Alors qu’est-ce qui s’est passé entre 1986 et 2020, pour que je prenne aujourd’hui un malin plaisir à danser devant - ou plutôt AVEC - les centaines de gens connectés à l'Appart chez moi ? Bon, il faut dire que je préfère de loin Axel et Barbara à Véronique et Davina.
Celles et ceux qui ne connaissent pas la géniale DJ Barbara Butch se diront : ok, mais qui sont ces gens ?
“Qui sont ces gens ?” c’est LA question que je me suis posée la première fois que je suis entrée dans l’Appart chez moi et que j'ai vu toutes ces personnes danser (ou pas), à grand renfort de coucous à la caméra.

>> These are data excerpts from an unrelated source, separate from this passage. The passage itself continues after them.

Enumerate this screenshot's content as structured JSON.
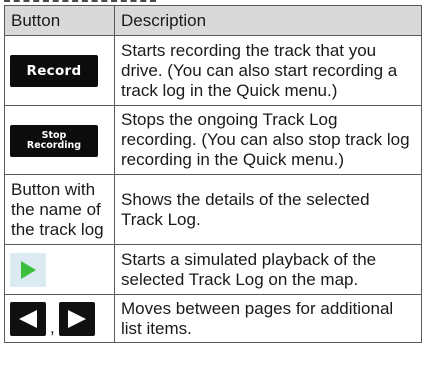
{
  "table": {
    "headers": {
      "button": "Button",
      "description": "Description"
    },
    "rows": [
      {
        "button_label": "Record",
        "description": "Starts recording the track that you drive. (You can also start recording a track log in the Quick menu.)"
      },
      {
        "button_label_line1": "Stop",
        "button_label_line2": "Recording",
        "description": "Stops the ongoing Track Log recording. (You can also stop track log recording in the Quick menu.)"
      },
      {
        "button_text": "Button with the name of the track log",
        "description": "Shows the details of the selected Track Log."
      },
      {
        "icon": "play-icon",
        "description": "Starts a simulated playback of the selected Track Log on the map."
      },
      {
        "icons": [
          "left-arrow-icon",
          "right-arrow-icon"
        ],
        "separator": ",",
        "description": "Moves between pages for additional list items."
      }
    ]
  },
  "colors": {
    "header_bg": "#d9d9d9",
    "border": "#5a5a5a",
    "button_bg": "#0c0c0c",
    "play_tile_bg": "#dcebf2",
    "play_green": "#3cbf3c"
  }
}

Il y avait des tout-seuls, des à-2, des gosses, des bandes de potes, des chats, des papis/mamies, des dédicaces à l’envers et des poils sous les bras… En moins d’1 mn, j’ai compris je m'étais invitée à la plus safe des fêtes, et que, même si je ne m'étais jamais sentie à l’aise en boîte, j’avais ici toute ma place. Et quand est arrivé mon tour, j’ai oublié 35 ans de complexes de ne pas être assez cool et j’ai retrouvé le plaisir de me trémousser devant mon écran.
Alors merci infiniment Barbara, Axel et Mathieu, grâce à vous j’ai pu transformer mon stress de parent épuisée en grand n’importe quoi, à base de chorés improbables et de air-musique en duo. Et surtout, grâce à votre idée généreuse, je me suis sentie moins seule.
Samedi prochain, c’est la dernière 🤗/😭. Évidemment qu’on y sera.
AVANT JUSQU'À LA GARDE. Reco culturelle bricolée n°6 (7 mai 2020)
En 2013, un producteur m’a appelée pour me faire travailler sur l’affiche d’un court-métrage. Je me souviens encore comme j'étais excitée quand j’ai raccroché: faire une affiche de film, c’était un de mes rêves de gosse (bon, avec tourner dans un film quand même aussi). J'étais loin de me douter qu'Avant que de tout perdre remporterait la plupart des prix existant sur terre, qu’il servirait de support pour de nombreuses rencontres autour des violences conjugales et qu’il permettrait à son auteur, Xavier Legrand, de réaliser ensuite un long métrage qui ferait date : Jusqu'à la garde.
Le court et le long mettent en scène les mêmes personnages et on peut voir ce court comme le préquel du long. “Avant que de tout perdre, il vaut mieux tout quitter”, écrivait le poète Roger Allard, c’est donc le moment où Myriam prend la fuite avec ses deux enfants que montre le film.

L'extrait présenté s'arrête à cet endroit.